Chief Says Rejecting Development Costs Everyone
Haisla Chief counsellor, Ellis Ross – photo 250News
Prince George, B.C. – The Chief of the Haisla Nation has presented a personal view on economic development, and it presented a number of unanswered questions and some surprisingly frank comments.
In his keynote address to the Natural Resource Forum, Chief Ross said he is fully committed to creating a better future for his people, “I’m starting to understand the impacts a project can have, not only on Aboriginals, but on a region, a province, on a nation. It doesn’t seem to make sense that one part of the population succeeds while another portion doesn’t. Looking back over a hundred years, that is what happened, we cannot duplicate that going forward.”
Chief Ross says all Canadians, whether they are Aboriginal or not, take for granted the services that are provided to them, such as health care, and those services are paid for by revenues from economic development. “When you drive on a road that is managed by B.C., that (road) is paid for by revenues. When you have a social safety net of welfare and UIC, it all comes from revenues.”
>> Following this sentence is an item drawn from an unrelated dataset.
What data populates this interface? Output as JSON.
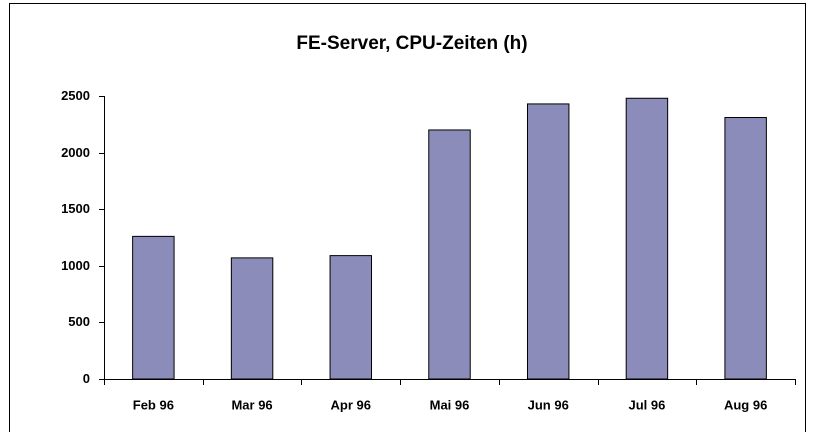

Then there’s the issue of Aboriginal Rights and Title “Good concept, over 200 court cases won by Aboriginals in the courts of BC and Canada but has it provided results? If it has, can you duplicate those results with 203 separate Bands in BC that may want something different or have different protocols on how to achieve what they want? Those 203 Bands also have separate views on what meaningful consultation can look like.” He says it’s almost an impossible task to develop a template and those complicated issues are why B.C.’s economy is not growing.
Chief Ross says even if the issues could be solved for one Band, that doesn’t mean there would be a solution for their neighbouring Band. Chief Ross expressed real concerns about First Nations being able to work together and cooperating with each other “This idea that First Nations respect each other and love to share with each other, that’s a myth. It always has been a myth. I’m not afraid to admit that my people hate my neighbours, always have, always will, our history is warring and killing and raiding for wealth for their woman, and maybe next month have a feast with them, that’s our history, our people still remember that.”
Chief Ross says the walls between First Nations have to be broken down “We have to get rid of the have and have not notion between First Nations, how do we work together, because the pie is big enough for everybody. ”
Then there’s a leadership problem. He says when the Province and Industry come to speak with First Nations, the First Nations aren’t clear on who among their own ranks, is the leader. “Right now it is unelected, versus Hereditary versus elected and nobody is answering this question. If Aboriginals don’t answer this question the courts will, and if the courts have to answer this question, they will provide you with an unclear direction on how to achieve the answer, they won’t give you the answer.” He says the irony is that if the battle for leadership is not resolved, it is the membership of the band that will suffer the consequences of continued poverty, unemployment and Indian Affairs programming.
Chief Ross says saying yes to economic development means First Nations will have the money to fill the gaps in services not provided by other sources. Yet, those who oppose economic development are, for the most part, those who have no stake in what’s happening in his community “When you are opposing economic development outright, without looking at my issues, why don’t you come and give me a solution? why don’t you come to a funeral of Band member who committed suicide? And don’t be the loudest voice in the room when more health cuts come down, or welfare cuts come down, or UIC cuts come down, because they are coming. Without revenues, services get cut back.”
He says there is no truth to the belief that if a project is approved or not, only one party is affected “One project does go ahead, or doesn’t go ahead, we all get affected, guarantee you. My situation is probably worse because I have to go back to a community with 60% unemployment, poverty and suicides. But we will all get affected, British Columbians, Aboriginals, we will all get affected and we will feel it in budget cuts, because that’s what it all boils down to. It’s a paper exercise in budget cuts for services.”